Erreur dans l’enquête
Nous parlions, plus haut, de la crédibilité des témoignages. En effet, quand on lit, parmi les raisons de la violence, … l’absence totale de raison, là, franchement, on ne comprend plus rien. Que faut-il comprendre? Que parfois, sans la moindre raison, l’homme peut en arriver à battre sa femme? C’est ça?… Là, on serait plutôt dans un asile de fous. Passons.
Mais maintenant, on relève une erreur monumentale dans l’enquête. Celle-ci précise, en effet, que les femmes les plus exposées à la violence (des hommes) sont… les femmes divorcées. Si c’est le cas, toutes les données de l’enquête tombent désespérément à l’eau.
Il reste bien entendu, tout de même, que la femme divorcée vit toute seule avec ses enfants (cas rarissimes) ou, et c’est le plus fréquent, chez ses parents. S’il demeure certain que les femmes les plus exposées à la violence des hommes sont les femmes divorcées, c’est que ce n’est ni le mari ni le fiancé ni l’ami qui est l’agresseur, mais plutôt le père ou le frère. On ne peut imaginer tout de même qu’une femme divorcée continue à vivre sous le toit conjugal –qu’est-ce qu’elle y fait encore?

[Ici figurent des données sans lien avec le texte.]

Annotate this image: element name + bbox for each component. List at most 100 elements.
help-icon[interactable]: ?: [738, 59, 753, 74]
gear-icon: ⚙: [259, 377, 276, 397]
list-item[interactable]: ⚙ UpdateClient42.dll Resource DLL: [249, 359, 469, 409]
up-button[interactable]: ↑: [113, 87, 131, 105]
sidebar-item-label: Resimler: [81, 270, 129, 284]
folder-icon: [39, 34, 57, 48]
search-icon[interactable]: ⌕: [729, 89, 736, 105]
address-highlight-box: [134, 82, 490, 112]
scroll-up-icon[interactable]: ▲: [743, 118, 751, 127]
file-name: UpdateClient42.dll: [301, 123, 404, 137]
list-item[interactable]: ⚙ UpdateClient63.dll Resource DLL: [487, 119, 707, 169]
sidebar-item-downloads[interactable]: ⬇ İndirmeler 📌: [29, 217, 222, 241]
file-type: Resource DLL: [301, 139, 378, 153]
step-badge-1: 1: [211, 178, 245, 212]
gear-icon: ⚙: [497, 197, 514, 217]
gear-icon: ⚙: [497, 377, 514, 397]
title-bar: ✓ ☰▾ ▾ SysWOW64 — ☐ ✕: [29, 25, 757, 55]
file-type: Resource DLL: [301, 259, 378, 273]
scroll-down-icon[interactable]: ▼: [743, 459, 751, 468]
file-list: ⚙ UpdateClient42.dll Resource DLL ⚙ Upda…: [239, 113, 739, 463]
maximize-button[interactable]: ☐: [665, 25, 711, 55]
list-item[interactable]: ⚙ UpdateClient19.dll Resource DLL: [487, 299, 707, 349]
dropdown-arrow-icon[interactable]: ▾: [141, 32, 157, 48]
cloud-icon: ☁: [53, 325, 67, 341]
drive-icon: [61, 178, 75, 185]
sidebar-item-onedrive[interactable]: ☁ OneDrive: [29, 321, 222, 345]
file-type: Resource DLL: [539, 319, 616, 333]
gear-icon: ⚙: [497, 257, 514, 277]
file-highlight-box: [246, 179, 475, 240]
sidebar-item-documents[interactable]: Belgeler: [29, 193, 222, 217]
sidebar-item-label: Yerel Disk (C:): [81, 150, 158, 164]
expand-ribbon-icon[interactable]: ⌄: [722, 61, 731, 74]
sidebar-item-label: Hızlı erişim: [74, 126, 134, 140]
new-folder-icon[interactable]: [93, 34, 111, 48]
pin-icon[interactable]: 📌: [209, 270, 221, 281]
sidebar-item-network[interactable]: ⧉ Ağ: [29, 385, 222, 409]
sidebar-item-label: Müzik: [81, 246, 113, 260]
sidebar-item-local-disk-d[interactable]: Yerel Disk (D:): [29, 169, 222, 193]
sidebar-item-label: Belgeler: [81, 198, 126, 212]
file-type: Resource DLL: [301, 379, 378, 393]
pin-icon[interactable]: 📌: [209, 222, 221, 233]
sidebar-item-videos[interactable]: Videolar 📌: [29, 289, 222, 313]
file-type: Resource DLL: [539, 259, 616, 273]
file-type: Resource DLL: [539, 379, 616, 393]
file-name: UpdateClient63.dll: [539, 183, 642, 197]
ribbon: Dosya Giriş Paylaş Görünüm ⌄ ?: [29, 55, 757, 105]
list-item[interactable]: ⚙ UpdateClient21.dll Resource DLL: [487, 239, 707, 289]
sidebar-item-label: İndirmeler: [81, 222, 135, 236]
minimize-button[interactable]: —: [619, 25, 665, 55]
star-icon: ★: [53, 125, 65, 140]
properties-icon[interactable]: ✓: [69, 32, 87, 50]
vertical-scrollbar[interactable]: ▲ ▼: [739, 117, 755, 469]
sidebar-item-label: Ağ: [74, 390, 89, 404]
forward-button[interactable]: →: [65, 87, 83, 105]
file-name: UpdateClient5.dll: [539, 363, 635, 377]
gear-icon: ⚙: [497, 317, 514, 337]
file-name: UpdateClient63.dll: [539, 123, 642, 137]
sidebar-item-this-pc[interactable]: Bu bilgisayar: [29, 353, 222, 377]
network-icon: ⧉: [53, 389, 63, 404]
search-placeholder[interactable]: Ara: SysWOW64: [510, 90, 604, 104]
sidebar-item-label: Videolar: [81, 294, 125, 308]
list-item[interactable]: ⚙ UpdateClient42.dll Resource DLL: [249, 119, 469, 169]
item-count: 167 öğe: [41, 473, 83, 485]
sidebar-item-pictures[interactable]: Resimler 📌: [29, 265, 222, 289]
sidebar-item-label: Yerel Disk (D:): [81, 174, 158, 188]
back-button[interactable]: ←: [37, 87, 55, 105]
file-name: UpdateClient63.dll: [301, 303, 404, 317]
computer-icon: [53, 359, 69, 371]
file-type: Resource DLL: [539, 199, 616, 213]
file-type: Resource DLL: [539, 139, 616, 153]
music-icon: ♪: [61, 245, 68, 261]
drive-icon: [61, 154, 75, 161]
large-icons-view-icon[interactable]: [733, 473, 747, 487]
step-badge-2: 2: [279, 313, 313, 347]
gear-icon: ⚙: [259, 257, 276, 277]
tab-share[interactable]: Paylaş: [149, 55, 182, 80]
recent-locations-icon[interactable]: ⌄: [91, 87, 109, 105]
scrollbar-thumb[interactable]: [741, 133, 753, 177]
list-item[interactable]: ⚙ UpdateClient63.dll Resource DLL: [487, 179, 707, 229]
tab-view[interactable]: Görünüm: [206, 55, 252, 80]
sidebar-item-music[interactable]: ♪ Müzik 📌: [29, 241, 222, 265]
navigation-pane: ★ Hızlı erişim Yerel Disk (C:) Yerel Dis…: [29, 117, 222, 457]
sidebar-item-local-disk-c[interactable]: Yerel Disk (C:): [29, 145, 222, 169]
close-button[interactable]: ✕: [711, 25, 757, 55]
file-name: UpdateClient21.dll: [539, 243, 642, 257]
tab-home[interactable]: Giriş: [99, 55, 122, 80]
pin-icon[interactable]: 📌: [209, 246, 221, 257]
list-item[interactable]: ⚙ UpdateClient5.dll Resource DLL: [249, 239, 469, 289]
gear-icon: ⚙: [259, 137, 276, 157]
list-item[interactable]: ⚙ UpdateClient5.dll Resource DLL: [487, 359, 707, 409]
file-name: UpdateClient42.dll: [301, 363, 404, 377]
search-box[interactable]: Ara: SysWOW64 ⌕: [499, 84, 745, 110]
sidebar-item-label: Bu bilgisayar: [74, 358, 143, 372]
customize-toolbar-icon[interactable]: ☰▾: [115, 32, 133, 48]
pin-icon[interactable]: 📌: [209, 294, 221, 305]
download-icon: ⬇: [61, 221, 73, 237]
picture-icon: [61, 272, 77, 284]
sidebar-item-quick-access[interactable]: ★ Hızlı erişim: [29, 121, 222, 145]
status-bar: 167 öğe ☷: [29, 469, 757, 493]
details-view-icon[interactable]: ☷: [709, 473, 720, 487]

Non, cette enquête de l’Onfp pèche par quelques faiblesses ou, du moins, quelques inexactitudes. Dans tous les cas de figure, elle gagne à être reprise dès le début. Quant à la violence proprement dite, il va falloir édifier les gens, les femmes surtout (via la télévision, par exemple) sur le véritable rôle que peut jouer une ONG face à un tel phénomène. C’est ainsi qu’on pourra briser le silence.